Because I don't want my daughters or granddaughters to think it's just a "part of being a girl" to be.... well, man-handled. If some guy puts a move like that on my granddaughter I want her to punch him in the face, not feel unsure if she caused it, or brought it on herself, or maybe it was okay and nobody would care if she tells. In fact, I might make a dummy and TEACH her to punch him in the face. I'm that kinda Nana.

So, Mr. Trump et al., 

They are NOT just words. They are words narrating what YOU DO AND HAVE DONE, and it's NOT OKAY. 

#notokay

Sunday, October 9, 2016

Coming Out: Overexposed

Yesterday I "came out" on Facebook and said that I have decided to vote for Hillary Clinton. My reasons are there and anyone can look at it who is that interested. I got a lot of positive and negative feedback, and only a couple of actual flames. It was, in my mind, a successful post because almost everyone behaved civilly, uncommon for (a) a huge chunk the people I know, and (b) Facebook in general. But today I feel like I do when I get drunk and wonder how much of a fool I made of myself to everyone. This is one of my real problems: Social anxiety. It has plagued me since I was a very, very young girl. Like, morning-after regrets after slumber parties of all things, or church camp or even just recess.... I beat myself up, rehash every moment that could construe me in a bad light and just make all the lights point at me in just that way. I see the pattern of it now when I look back, but also in the present time. I have not been able to escape it, so I live with it.

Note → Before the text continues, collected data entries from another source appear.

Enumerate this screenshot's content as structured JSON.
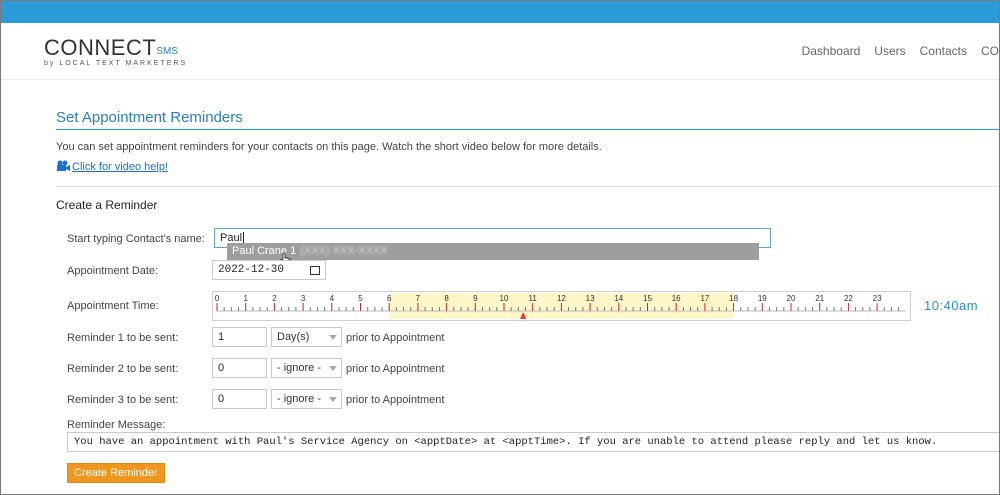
{
  "brand": {
    "name": "CONNECT",
    "suffix": "SMS",
    "tagline": "by LOCAL TEXT MARKETERS"
  },
  "nav": {
    "items": [
      "Dashboard",
      "Users",
      "Contacts",
      "CO"
    ]
  },
  "page": {
    "title": "Set Appointment Reminders",
    "intro": "You can set appointment reminders for your contacts on this page. Watch the short video below for more details.",
    "video_link": "Click for video help!",
    "section_title": "Create a Reminder"
  },
  "form": {
    "contact_label": "Start typing Contact's name:",
    "contact_value": "Paul",
    "suggestion_name": "Paul Crane 1",
    "suggestion_phone": "(XXX) XXX-XXXX",
    "date_label": "Appointment Date:",
    "date_value": "2022-12-30",
    "time_label": "Appointment Time:",
    "time_readout": "10:40am",
    "timeline": {
      "hours": [
        "0",
        "1",
        "2",
        "3",
        "4",
        "5",
        "6",
        "7",
        "8",
        "9",
        "10",
        "11",
        "12",
        "13",
        "14",
        "15",
        "16",
        "17",
        "18",
        "19",
        "20",
        "21",
        "22",
        "23"
      ],
      "selected_hour": 10.667,
      "highlight_start_hour": 6,
      "highlight_end_hour": 18,
      "highlight_color": "#fdf6c8",
      "marker_color": "#e53935"
    },
    "reminders": [
      {
        "label": "Reminder 1 to be sent:",
        "value": "1",
        "unit": "Day(s)",
        "suffix": "prior to Appointment"
      },
      {
        "label": "Reminder 2 to be sent:",
        "value": "0",
        "unit": "- ignore -",
        "suffix": "prior to Appointment"
      },
      {
        "label": "Reminder 3 to be sent:",
        "value": "0",
        "unit": "- ignore -",
        "suffix": "prior to Appointment"
      }
    ],
    "message_label": "Reminder Message:",
    "message_value": "You have an appointment with Paul's Service Agency on <apptDate> at <apptTime>. If you are unable to attend please reply and let us know.",
    "submit_label": "Create Reminder"
  },
  "colors": {
    "topbar": "#2a9bd8",
    "accent": "#2a7fc0",
    "button": "#f0961e"
  }
}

I stay out of the spotlight mostly, but I also do seek out safe ways to step outside my safe little world and be myself with other people, even though I know I might feel loads of shame afterward. I joined the Order of the Eastern Star and put myself in the group that's responsible for meal preparation and serving. Yesterday I agreed to teach classes at Joann's on my mom's side of town. I went to the first night of my class reunion, if not the bigger get-together the following day. I still felt the pangs after just the first night and was glad I chose not to commit to the next night. I can push my boundaries and respect my own limitations at the same time.

That's what all these "coming out" posts are about. They're about being real, dropping the mask of having it all together. They're about participating in the world even though I feel SO ... overexposed, potentially judged. And saying to myself that that's okay and proving to myself that I can live with it. Things big and little....the things that make me ME. I read something the other day about how we develop habits to keep other people far enough from us that we are not vulnerable. And it's true! I have a quick response to most things that would offer me connection to another person. So I am examining myself in one specific area to identify and sort of reprogram myself to listen longer, not planning a response in my head when the other person is talking, giving their words time to soak in, and really considering the occasion or event that's being suggested so that I may connect even if it makes me vulnerable yet again. That way I can have some real-ness in more of my relationships, and even come into contact with opportunities that I wouldn't if I just shut the other person down with some cool but dismissive response. Oh, hell, real life is such hard work!!!!!

The reason I do these things is to continue to be an example. Primarily to my kids, and my grandkids. I look at them and hope that they see me flawed yet pressing on determinedly, and are encouraged that they can do the same. I've presented myself as being a badass pretty much my whole life, while inside feeling very much like a wounded bird. I've done SO many more things I'm proud of than not, though I feel SO much more shame than confidence. To quote my son, I am "deeply conflicted."

All of this to say, I feel bad today because I was courageous yesterday. It's just part of the cycle. Like that prophet that slew all the prophets of Baal and then the next day went and sat under a tree and begged God to just let him die. It's the human condition and I am SOOOOO frailly human. It's okay to feel like shit as long as I know that I am NOT shit. And it's okay if you do, too.